I lay my hand on my mouth.
I have heard of You by the hearing of the ear;
But now my eye sees You;
Therefore I retract,
And I repent in dust and ashes.”

I stood in the presence of the God of all creation, Himself, in the presence of true holiness and omnipotent power. And I was little. I was petty. I was self-absorbed. And I was exceedingly sinful and ashamed.

It is alarming to suddenly and unwittingly find yourself standing naked before almighty God, with the cloak of your own self-righteousness removed, like Adam and Eve in the garden. Standing before Him there is no place for the “boastful pride of life,” feeling that God owes you something simply by virtue of the fact that you are.

God in essence said to Job, When you can do what I have done; when you are my equal—“then I will confess to you that your own right hand can save you.”

I had been all my life aware, like the Apostle Paul, that the good that I wished to do, I did not. And that evil was ever present with me. My only hope was that my good works would be pleasing enough to God to merit His favor. And I thought that in the end they would be. It would be some months later when I could say with Paul, “but thanks be to God who gives me the victory through our Lord, Jesus Christ.” It would be a few months more before God would reach down in love to me through His Word and say, “It is by grace you have been saved, through faith, and that not of yourself. It is the gift of God, not of works, so that no one can boast.” On that day, I would fall to my knees before Him and weep for a long time over the goodness of God. On that day, I would know His love. On that day I would know I was His forever.

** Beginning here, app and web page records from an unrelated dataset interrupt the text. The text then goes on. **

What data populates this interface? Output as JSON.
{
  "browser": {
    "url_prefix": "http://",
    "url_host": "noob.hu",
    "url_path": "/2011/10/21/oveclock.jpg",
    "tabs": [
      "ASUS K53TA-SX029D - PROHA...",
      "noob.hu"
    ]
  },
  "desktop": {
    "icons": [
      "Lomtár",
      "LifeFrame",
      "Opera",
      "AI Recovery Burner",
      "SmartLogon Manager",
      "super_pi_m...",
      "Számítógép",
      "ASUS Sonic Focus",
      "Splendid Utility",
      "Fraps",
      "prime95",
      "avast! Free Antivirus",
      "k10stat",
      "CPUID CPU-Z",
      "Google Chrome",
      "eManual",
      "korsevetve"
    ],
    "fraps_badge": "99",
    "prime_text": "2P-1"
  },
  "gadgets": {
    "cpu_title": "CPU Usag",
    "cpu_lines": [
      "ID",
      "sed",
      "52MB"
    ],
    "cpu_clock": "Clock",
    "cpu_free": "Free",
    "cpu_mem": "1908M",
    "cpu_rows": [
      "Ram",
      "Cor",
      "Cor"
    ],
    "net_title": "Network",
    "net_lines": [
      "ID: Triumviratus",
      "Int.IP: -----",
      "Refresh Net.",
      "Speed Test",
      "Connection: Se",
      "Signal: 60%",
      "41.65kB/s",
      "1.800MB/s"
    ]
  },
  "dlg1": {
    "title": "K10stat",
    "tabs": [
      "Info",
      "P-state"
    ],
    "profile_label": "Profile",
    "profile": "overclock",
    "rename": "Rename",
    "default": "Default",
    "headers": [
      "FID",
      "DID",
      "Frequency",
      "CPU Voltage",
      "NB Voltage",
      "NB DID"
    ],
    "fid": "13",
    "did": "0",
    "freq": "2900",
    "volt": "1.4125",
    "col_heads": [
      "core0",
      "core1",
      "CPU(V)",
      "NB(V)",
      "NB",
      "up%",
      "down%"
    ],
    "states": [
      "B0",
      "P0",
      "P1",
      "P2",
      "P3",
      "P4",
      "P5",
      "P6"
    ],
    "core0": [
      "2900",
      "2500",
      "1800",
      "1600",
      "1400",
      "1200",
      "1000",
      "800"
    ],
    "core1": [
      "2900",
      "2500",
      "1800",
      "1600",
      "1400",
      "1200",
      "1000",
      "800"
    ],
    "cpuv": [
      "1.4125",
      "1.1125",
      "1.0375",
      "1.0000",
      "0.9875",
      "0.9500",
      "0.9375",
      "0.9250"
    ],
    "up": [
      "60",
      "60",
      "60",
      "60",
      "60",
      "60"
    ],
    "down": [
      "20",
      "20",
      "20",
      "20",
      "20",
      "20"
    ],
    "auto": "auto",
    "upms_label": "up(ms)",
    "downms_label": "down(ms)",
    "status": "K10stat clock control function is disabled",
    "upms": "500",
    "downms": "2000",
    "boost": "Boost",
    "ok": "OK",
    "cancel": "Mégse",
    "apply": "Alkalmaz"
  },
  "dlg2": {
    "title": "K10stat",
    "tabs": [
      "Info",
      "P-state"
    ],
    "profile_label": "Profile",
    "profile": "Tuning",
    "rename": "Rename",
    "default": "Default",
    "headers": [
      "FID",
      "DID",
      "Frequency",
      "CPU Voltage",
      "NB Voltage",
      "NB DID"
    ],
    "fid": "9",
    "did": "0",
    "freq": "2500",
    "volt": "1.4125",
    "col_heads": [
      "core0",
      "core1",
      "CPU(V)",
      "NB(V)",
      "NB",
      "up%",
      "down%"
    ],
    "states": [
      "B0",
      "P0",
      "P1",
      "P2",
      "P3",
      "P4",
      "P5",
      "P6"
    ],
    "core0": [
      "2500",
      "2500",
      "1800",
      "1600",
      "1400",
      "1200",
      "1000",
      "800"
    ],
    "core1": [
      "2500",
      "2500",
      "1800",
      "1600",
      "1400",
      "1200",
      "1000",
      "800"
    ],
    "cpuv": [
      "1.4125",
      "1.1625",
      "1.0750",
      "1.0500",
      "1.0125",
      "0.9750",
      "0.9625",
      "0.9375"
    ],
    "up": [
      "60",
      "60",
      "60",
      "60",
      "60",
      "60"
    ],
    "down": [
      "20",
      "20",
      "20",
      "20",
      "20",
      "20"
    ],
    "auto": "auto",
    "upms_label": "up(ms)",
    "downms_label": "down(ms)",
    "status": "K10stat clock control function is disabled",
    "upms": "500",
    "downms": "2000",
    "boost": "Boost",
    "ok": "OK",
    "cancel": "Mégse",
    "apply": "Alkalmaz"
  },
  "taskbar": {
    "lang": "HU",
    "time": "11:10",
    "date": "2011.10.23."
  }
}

But I praise God for that first vivid, very personal, encounter with Him through His Word. For without it, I would not have known the depth of my own depravity, I would not have known the truly unreachable holiness and majesty of God. I would not have known that “apart from Him I can do nothing.” That moment was a precious gift, a gift of God’s grace. It was the preparation of the soil to receive the seed of the Word of God with gladness. It was the impetus of my love affair with God, the Father, the Son and the Holy Spirit through His Word for the rest of my life—although, regretfully, not with the perfect faithfulness it might be and should be.